Village in Uttar Pradesh, India

Dayantnagar Mata, also spelled Dayanatnagar Mata or Dayanatnagar Mota, is a village in Bewar block of Mainpuri district, Uttar Pradesh. As of 2011, it has a population of 1,657, in 271 households.

== Geography ==
Dayantnagar Mata is located by the Kali Nadi stream, which forms the district boundary between Mainpuri and Etah districts. The railway to Farrukhabad crosses the Kali Nadi on a bridge near the village.

== Demographics ==
As of 2011, Dayantnagar Mata had a population of 1,657, in 271 households. This population was 52.9% male (876) and 47.1% female (781). The 0-6 age group numbered 237 (123 male and 114 female), or 14.3% of the total population. 264 residents were members of Scheduled Castes, or 15.9% of the total.

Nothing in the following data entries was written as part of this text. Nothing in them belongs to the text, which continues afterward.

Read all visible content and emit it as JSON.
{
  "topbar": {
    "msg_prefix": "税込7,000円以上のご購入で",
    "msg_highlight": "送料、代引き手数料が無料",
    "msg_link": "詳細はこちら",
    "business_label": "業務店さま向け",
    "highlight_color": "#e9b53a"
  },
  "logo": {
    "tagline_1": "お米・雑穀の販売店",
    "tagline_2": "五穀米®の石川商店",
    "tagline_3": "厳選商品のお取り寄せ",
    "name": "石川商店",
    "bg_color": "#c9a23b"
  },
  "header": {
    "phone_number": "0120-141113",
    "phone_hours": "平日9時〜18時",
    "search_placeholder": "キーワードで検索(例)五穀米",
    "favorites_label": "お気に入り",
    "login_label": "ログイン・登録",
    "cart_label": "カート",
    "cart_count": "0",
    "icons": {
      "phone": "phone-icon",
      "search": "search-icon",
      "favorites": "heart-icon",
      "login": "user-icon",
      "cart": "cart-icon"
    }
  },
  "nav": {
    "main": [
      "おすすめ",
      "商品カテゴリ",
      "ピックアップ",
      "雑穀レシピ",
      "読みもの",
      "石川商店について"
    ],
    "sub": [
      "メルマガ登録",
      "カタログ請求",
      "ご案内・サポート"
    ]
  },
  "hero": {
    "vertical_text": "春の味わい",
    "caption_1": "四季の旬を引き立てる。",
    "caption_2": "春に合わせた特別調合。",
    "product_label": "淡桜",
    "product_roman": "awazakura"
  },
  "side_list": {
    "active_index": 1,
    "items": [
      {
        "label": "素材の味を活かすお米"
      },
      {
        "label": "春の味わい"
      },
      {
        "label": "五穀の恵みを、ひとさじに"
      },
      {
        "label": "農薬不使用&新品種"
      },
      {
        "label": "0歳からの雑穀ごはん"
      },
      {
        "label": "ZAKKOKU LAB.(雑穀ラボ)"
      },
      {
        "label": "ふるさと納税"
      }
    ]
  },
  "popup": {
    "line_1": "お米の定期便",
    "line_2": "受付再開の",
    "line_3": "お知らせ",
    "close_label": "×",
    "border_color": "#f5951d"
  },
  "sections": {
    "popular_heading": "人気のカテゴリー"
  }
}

The 1981 census recorded Dayantnagar Mata as having a population of 874 people, in 141 households.

The 1961 census recorded Dayantnagar Mata as comprising 2 hamlets, with a total population of 585 people (326 male and 259 female), in 110 households and 82 physical houses. The area of the village was given as 715 acres; it was then counted as part of Allau block.

== Infrastructure ==
As of 2011, Dayantnagar Mata had 1 primary school; it did not have any healthcare facilities. Drinking water was provided by hand pump; there were no public toilets. The village did not have a post office or public library; there was at least some access to electricity for all purposes. Streets were made of kachcha materials.